Pre-Cleaner System Cleaning

I am sending you some pictures of my 1950 TO-20 and my 1954 TO-30 air cleaners. They look old but are they original equipment? If not, how can I get the original equipment?

Neither the top on the air cleaner assembly or the metal top in the first picture appear to be original Ferguson parts. I suspect they are part of an after-market air cleaner or pre-cleaner system. I will send you pictures showing what the original set-up should look like.

Four of your pictures show a pre-cleaner accessory. Most of these were made by two companies, Harco and Cyclone. One appears to need the glass jar. The jar and the clip to hold it in place are available as reproduction parts. Looking at the assembly I suspect you can remove that part that is clamped around the top of the air cleaner assembly and you may find that all you need is the hose to connect it to the dash screen.

You will also need the metal tube that goes between the air cleaner and the carburetor. The one on the TO-30 is different than the one on the TO-20 as is the air cleaner assembly.

The unit in the second picture has had that tube replaced with a piece of flexible radiator hose. Just because they are unusual, I would save the complete pre-cleaner assembly and restore it. Original replacement air cleaners are usually available online on sites like Craigslist and EBay. They are also for sale in tractor salvage yards.

Many early Ferguson tractors are becoming unrepairable and people are selling them for scrap or salvage. It is a shame to scrap them but, at least they are being used as parts to restore others.

If you buy a salvage yard replacement you will likely need to clean the filter medium. In most circumstances it cannot be removed. I always found the best way to flush them out and wash them was to set them in a parts washer with a hose coming from the spout of the parts washer going into the air cleaner outlet, the end that connects to the tube that goes to the carburetor.

Turn on the parts washer and let the solvent run through the element for as much as an hour, or more. You can rotate the air cleaner as needed to make sure you are flushing out all sides of the filter material. When the solvent starts to run clean out the bottom, drain the air cleaner and blow it out with compressed air.

Put the air hose in the same outlet fitting and blow it you. Then put the hose from the parts washer spout back into the outlet fitting and flush it again. You will be able to clean it out but you may have to repeat this process several times. Avoid using gasoline. Parts washer solvent, which is almost the same as mineral spirits, is much safer to use than gasoline.

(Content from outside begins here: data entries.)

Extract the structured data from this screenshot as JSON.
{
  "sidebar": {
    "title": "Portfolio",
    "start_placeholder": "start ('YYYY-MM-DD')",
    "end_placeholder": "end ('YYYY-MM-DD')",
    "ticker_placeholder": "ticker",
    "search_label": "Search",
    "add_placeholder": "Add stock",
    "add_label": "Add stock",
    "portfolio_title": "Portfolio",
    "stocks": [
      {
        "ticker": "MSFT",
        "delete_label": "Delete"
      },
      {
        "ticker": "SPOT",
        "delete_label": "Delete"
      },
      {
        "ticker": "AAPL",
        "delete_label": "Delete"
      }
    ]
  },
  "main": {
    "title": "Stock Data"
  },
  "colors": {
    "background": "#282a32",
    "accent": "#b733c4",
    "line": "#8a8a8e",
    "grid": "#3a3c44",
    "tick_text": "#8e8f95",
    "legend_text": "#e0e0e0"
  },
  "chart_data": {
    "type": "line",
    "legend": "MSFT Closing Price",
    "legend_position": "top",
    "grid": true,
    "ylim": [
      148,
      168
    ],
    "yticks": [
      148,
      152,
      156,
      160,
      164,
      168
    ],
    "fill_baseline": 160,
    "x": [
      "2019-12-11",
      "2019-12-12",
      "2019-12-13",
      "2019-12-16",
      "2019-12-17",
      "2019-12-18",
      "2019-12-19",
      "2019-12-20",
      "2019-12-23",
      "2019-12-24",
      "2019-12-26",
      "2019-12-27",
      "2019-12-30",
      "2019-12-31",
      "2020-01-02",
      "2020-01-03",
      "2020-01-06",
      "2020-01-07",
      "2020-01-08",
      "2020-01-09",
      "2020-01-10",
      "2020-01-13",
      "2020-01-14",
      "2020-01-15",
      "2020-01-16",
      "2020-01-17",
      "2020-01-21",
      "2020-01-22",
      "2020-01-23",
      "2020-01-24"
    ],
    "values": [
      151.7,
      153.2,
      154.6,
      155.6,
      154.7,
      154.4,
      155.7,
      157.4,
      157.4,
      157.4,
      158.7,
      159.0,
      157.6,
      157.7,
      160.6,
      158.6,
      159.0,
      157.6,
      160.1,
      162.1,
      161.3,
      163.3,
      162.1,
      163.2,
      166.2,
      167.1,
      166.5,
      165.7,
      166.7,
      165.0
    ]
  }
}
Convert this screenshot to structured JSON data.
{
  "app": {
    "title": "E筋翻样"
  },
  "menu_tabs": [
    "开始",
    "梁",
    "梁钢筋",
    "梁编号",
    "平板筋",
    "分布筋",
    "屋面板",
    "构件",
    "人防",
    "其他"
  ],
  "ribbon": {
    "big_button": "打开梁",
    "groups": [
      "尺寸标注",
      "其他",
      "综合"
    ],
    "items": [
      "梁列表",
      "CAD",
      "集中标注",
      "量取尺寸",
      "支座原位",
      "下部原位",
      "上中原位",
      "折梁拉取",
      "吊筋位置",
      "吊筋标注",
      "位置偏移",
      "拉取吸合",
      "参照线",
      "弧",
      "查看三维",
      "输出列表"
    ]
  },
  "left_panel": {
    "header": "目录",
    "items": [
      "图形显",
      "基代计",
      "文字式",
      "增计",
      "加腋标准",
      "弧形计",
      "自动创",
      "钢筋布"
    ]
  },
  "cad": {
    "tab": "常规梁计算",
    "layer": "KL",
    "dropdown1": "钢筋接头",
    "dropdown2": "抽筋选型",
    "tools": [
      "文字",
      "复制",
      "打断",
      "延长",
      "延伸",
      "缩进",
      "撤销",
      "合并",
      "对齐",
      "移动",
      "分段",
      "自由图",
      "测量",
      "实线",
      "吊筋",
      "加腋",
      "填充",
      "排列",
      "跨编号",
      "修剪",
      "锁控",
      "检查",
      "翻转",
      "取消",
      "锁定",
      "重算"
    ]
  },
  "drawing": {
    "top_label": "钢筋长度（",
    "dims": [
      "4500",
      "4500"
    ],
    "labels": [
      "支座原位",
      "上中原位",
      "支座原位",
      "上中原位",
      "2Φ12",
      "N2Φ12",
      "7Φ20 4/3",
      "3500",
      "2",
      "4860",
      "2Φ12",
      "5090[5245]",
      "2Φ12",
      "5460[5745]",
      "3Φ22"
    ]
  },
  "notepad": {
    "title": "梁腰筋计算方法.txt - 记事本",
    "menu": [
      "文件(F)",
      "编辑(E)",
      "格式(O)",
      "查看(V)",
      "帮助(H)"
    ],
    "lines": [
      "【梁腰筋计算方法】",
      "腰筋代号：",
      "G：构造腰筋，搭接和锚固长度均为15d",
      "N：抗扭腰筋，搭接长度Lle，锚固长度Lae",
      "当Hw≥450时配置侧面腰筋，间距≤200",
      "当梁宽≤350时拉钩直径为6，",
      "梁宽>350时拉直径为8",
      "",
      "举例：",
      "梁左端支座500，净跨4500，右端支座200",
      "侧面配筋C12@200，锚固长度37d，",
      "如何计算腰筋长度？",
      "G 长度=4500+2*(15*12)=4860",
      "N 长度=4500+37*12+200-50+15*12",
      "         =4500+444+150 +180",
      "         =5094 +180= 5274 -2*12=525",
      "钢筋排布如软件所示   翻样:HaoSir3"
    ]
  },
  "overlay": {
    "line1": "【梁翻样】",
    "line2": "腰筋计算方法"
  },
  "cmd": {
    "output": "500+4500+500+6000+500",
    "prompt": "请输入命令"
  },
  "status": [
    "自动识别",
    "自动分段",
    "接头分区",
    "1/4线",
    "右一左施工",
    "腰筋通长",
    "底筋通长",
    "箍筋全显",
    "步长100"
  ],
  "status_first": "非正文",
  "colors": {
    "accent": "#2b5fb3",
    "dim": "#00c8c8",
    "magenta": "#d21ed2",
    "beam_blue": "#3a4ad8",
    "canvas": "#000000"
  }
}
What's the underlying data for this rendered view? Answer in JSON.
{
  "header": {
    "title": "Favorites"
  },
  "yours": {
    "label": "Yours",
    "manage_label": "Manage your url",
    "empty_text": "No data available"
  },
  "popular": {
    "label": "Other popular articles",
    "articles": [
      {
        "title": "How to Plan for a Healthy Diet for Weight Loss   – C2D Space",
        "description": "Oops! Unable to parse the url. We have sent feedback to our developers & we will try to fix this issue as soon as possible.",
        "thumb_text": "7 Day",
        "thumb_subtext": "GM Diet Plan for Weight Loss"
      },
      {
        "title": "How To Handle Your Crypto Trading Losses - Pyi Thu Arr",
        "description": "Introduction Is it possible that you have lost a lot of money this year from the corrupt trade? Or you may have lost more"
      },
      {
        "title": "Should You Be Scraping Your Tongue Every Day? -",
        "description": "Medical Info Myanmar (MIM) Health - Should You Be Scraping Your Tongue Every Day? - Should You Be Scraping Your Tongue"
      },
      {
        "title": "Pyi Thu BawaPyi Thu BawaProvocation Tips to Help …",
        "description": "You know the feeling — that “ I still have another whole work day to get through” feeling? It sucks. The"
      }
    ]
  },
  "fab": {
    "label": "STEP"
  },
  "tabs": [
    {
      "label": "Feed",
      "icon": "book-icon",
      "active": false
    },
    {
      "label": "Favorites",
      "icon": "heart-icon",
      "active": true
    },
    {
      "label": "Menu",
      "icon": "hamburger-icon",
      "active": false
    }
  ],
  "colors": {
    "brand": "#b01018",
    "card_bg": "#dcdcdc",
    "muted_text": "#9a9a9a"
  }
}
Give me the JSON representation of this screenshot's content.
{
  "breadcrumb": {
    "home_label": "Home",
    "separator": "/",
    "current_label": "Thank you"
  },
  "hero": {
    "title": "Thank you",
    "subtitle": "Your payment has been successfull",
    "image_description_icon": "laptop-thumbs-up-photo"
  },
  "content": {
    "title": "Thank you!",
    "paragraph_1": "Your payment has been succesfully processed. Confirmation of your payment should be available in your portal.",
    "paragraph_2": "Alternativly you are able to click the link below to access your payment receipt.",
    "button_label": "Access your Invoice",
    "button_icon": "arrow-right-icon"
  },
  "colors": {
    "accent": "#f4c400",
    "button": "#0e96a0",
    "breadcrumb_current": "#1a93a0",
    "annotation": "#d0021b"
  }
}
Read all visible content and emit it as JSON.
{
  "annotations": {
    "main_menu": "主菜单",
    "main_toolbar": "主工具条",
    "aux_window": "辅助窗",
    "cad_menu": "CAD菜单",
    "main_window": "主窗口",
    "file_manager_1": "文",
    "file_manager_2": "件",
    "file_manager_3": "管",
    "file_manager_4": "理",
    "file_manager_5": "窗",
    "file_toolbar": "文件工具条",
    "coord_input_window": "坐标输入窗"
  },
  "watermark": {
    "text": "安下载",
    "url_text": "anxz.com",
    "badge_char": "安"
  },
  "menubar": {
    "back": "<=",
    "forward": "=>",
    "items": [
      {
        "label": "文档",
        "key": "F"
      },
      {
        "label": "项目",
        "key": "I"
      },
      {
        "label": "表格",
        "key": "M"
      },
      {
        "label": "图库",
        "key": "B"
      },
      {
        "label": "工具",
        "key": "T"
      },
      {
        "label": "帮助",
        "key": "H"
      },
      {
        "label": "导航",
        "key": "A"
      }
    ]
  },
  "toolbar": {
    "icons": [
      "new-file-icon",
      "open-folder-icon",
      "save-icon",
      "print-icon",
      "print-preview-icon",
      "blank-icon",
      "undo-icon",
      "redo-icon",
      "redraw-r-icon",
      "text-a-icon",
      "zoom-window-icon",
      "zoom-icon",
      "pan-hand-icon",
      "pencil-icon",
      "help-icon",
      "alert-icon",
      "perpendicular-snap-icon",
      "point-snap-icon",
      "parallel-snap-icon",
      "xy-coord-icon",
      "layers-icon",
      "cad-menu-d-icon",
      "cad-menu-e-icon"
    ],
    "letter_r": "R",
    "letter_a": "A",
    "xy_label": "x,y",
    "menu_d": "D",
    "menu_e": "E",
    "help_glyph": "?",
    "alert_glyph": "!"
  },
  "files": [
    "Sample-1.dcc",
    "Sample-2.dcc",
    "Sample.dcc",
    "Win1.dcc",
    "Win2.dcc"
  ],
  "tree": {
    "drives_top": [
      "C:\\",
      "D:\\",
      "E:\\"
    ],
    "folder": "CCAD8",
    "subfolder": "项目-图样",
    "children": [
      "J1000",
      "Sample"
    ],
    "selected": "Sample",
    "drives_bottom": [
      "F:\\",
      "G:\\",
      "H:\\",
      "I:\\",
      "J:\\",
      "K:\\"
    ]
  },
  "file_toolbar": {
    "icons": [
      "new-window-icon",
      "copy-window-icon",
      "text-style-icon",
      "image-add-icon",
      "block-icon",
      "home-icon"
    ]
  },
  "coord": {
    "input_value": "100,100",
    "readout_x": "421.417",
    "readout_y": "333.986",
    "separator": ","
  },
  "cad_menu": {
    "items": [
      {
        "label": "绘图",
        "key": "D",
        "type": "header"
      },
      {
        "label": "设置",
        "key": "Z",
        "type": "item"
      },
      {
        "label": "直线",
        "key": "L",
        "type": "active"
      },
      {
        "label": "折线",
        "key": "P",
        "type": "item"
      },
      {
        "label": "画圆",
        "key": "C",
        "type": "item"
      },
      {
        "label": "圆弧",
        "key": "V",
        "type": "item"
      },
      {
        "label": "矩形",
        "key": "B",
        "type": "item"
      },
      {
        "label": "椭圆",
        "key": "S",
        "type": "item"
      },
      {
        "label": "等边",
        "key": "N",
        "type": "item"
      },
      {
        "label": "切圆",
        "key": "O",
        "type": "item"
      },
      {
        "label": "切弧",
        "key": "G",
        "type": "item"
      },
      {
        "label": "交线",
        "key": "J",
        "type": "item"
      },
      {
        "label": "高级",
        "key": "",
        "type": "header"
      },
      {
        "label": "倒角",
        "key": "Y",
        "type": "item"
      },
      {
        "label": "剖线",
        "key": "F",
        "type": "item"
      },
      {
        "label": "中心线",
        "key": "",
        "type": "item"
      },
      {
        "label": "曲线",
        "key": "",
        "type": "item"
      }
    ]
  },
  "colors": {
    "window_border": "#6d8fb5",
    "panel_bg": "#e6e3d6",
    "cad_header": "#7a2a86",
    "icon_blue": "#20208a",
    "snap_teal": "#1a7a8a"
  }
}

If you don’t have access to a parts washer, use a 5 gallon pail and purchase several gallons of paint thinner or mineral spirits, the solvent based stuff, not the water based stuff. You can reuse this solvent if you let it set a while, like a week or more, until the solids sink to the bottom of the container and you pour off the liquid. Put the air cleaner assembly upside down in the bucket and keep pouring the solvent into the bottom until it runs out of the out let end. Keep dumping the solvent in the 5 gallon bucket into another bucket and repeat the process. Let it soak for a while and again, repeat the process. This will take longer but it will work.